Lisp is a dangerous language that shouldn't be taught or used these days. There are plenty of superior programming techniques.

Mathematical programming - linear programming, finite domain constraint programming, constraint logic programming, logic programming, relational programming

Static functional programming - ml, haskell

A good modern introduction to programming is Concepts, Techniques, and Models of Computer Programming, by Peter Van Roy and Saif Haridi. It's far superior to the commonly mentioned lisp book Structure and Interpretation of Computer Programs.

What kind of argument is this.

> constraint logic programming, logic programming

The book you comment on actually implments a logic programming system.

Both common lisp and clojure have implmentations of high performance logic systems.

> Static functional programming

Both Clojure and Common Lisp have type systems that can do most things ml and haskell can do.

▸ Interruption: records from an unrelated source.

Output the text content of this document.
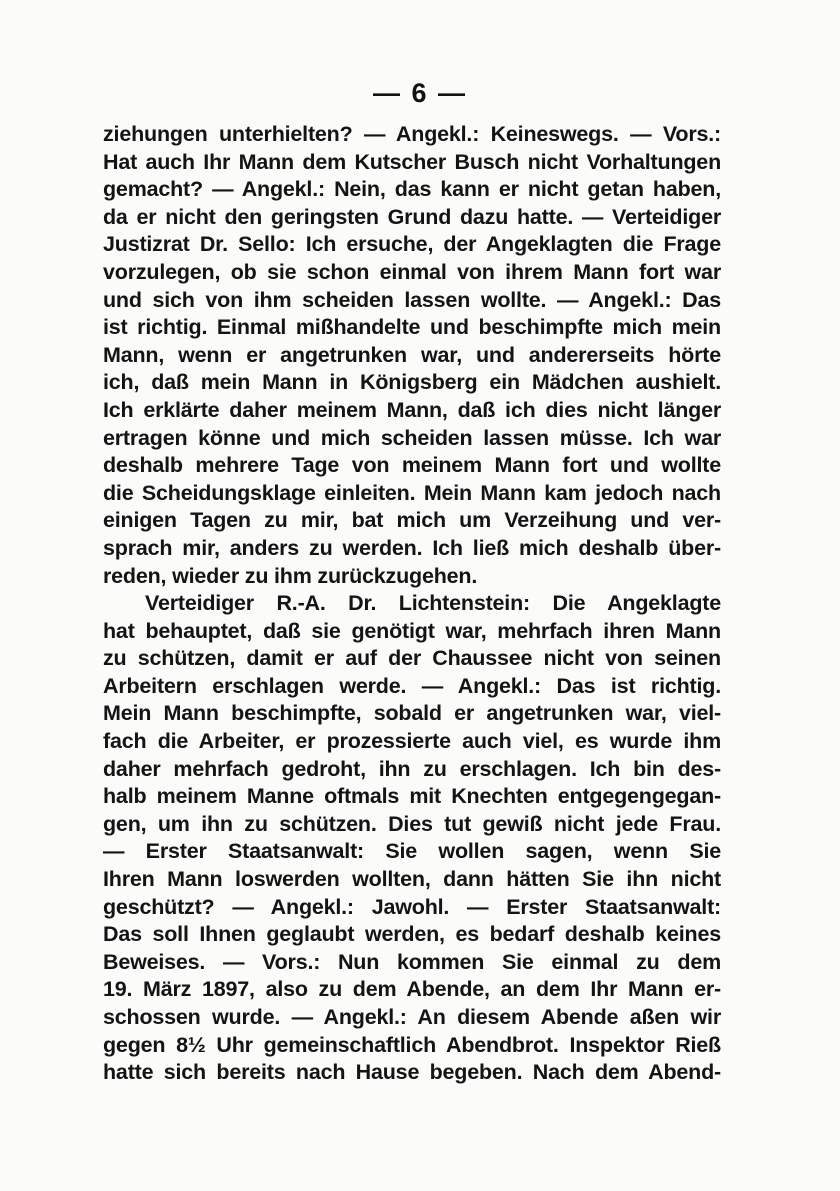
— 6 —
ziehungen unterhielten? — Angekl.: Keineswegs. — Vors.:
Hat auch Ihr Mann dem Kutscher Busch nicht Vorhaltungen
gemacht? — Angekl.: Nein, das kann er nicht getan haben,
da er nicht den geringsten Grund dazu hatte. — Verteidiger
Justizrat Dr. Sello: Ich ersuche, der Angeklagten die Frage
vorzulegen, ob sie schon einmal von ihrem Mann fort war
und sich von ihm scheiden lassen wollte. — Angekl.: Das
ist richtig. Einmal mißhandelte und beschimpfte mich mein
Mann, wenn er angetrunken war, und andererseits hörte
ich, daß mein Mann in Königsberg ein Mädchen aushielt.
Ich erklärte daher meinem Mann, daß ich dies nicht länger
ertragen könne und mich scheiden lassen müsse. Ich war
deshalb mehrere Tage von meinem Mann fort und wollte
die Scheidungsklage einleiten. Mein Mann kam jedoch nach
einigen Tagen zu mir, bat mich um Verzeihung und ver-
sprach mir, anders zu werden. Ich ließ mich deshalb über-
reden, wieder zu ihm zurückzugehen.
Verteidiger R.-A. Dr. Lichtenstein: Die Angeklagte
hat behauptet, daß sie genötigt war, mehrfach ihren Mann
zu schützen, damit er auf der Chaussee nicht von seinen
Arbeitern erschlagen werde. — Angekl.: Das ist richtig.
Mein Mann beschimpfte, sobald er angetrunken war, viel-
fach die Arbeiter, er prozessierte auch viel, es wurde ihm
daher mehrfach gedroht, ihn zu erschlagen. Ich bin des-
halb meinem Manne oftmals mit Knechten entgegengegan-
gen, um ihn zu schützen. Dies tut gewiß nicht jede Frau.
— Erster Staatsanwalt: Sie wollen sagen, wenn Sie
Ihren Mann loswerden wollten, dann hätten Sie ihn nicht
geschützt? — Angekl.: Jawohl. — Erster Staatsanwalt:
Das soll Ihnen geglaubt werden, es bedarf deshalb keines
Beweises. — Vors.: Nun kommen Sie einmal zu dem
19. März 1897, also zu dem Abende, an dem Ihr Mann er-
schossen wurde. — Angekl.: An diesem Abende aßen wir
gegen 8½ Uhr gemeinschaftlich Abendbrot. Inspektor Rieß
hatte sich bereits nach Hause begeben. Nach dem Abend-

Its arguable that some of this (in the CL) are even more powerful then what haskell has.

Im not sure on what the other types of programming are but the do not at sound like things that a library can not do. Can you give a example of something that you can not do in clojure or commen lisp that is possible without in these other languages that you have not actually provieded.

> Concepts, Techniques, and Models of Computer Programming

It is a very good book. However 99.99% of programming today are not done with these modern concepts. It are actually langauges like clojure that push some of the technics like constraint logic programming more into the mainstream. Check out core.logic.

> Both Clojure and Common Lisp have type systems that can do most things ml and haskell can do.

I don't know about that, Haskell has quite a few very non-trivial extensions in it's type system that I have yet to see replicated outside of research languages. ( Rank-N Types, GADTs, Kind polymorphism, etc).